On an average, platinum has traded at one-and-a-half times the price of gold in the last five years (the ratio was as high as 2 times in 2008). However, the differential began to narrow dramatically since the beginning of 2011.
The recent parity between gold and platinum prices has some market watchers recommending that investors buy platinum, as the ratio between the two metals will eventually revert to mean.

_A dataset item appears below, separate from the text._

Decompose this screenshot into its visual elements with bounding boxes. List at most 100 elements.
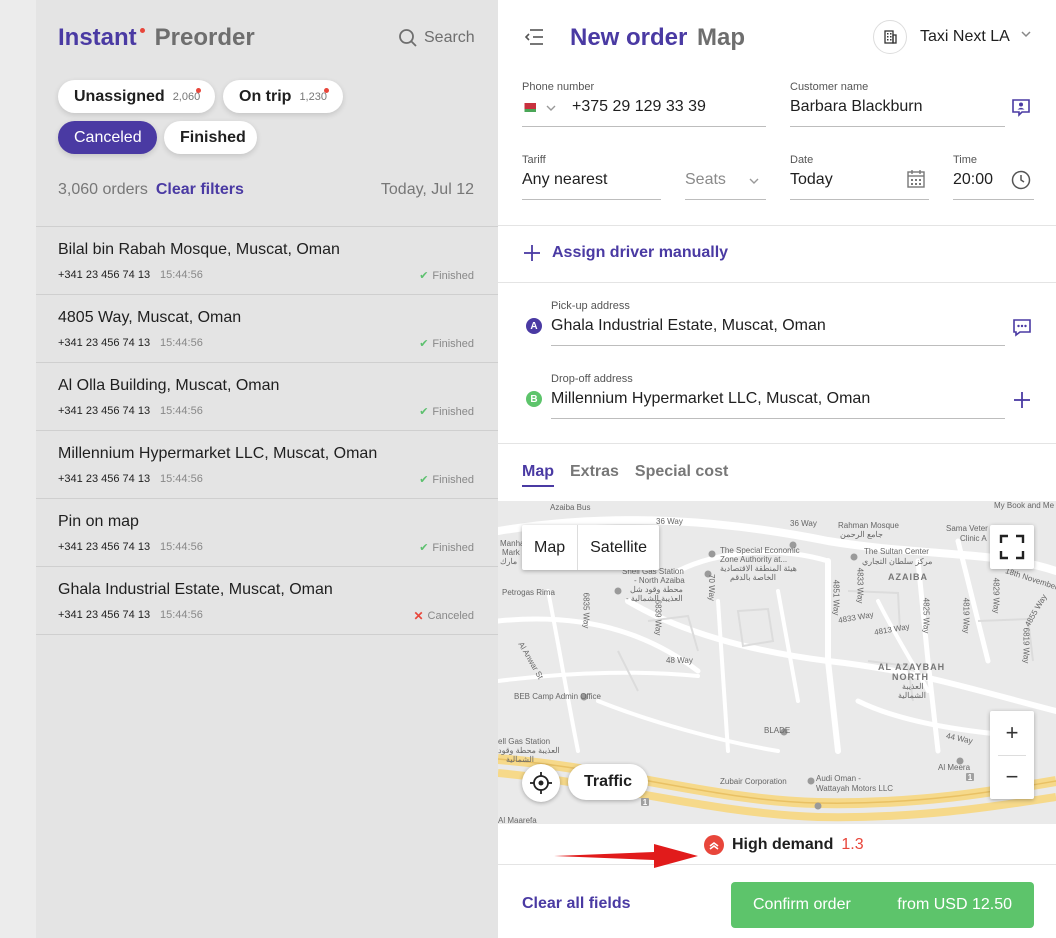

“Platinum is trading at a discount to gold for the first time in 20 years. Buying platinum and selling gold is a good strategy for the short term,” says Mr Dharmesh Bhatia, Associate Vice-President, Kotak Commodities, predicting that the platinum-gold ‘spread' (difference in prices) could go as high as $230/ounce if platinum manages a rebound.
‘New normal'
However, others believe that higher gold prices are the ‘new normal', as the factors driving gold demand are unique.
Ms Lakshmi Iyer, Head of Products at Kotak Mutual Fund, says: “With central bankers resorting to pump-priming their economies by printing currency, there is a general lack of faith in fiat currencies. This has prompted a shift into gold, which cannot be printed out of thin air. Then, you have the classic under-ownership issue. Gold is the least owned asset in global forex reserves. The demand-supply gap in gold has also been growing.”
Different drivers
In fact, the fundamental difference between gold and platinum becomes clear when one looks at where their demand comes from. Around 61 per cent of the global demand for platinum came from the automotive and industrial sectors (glass, electronics and chemicals) in 2010.
In contrast, only 12 per cent of the gold demand originated from industrial users, with jewellery making up half the demand.
Safe haven
Now, economic worries in the developed world have depressed the outlook for industrial growth and dented platinum prices. But, gold has been supported by soaring jewellery demand from India and China.
With its spectacular returns and the safe-haven factor, gold has also attracted much more investor interest than platinum.
While ‘investments' through exchange traded funds and other vehicles today make up nearly 40 per cent of the annual gold purchases, similar investments account for just 7-8 per cent of global platinum purchases.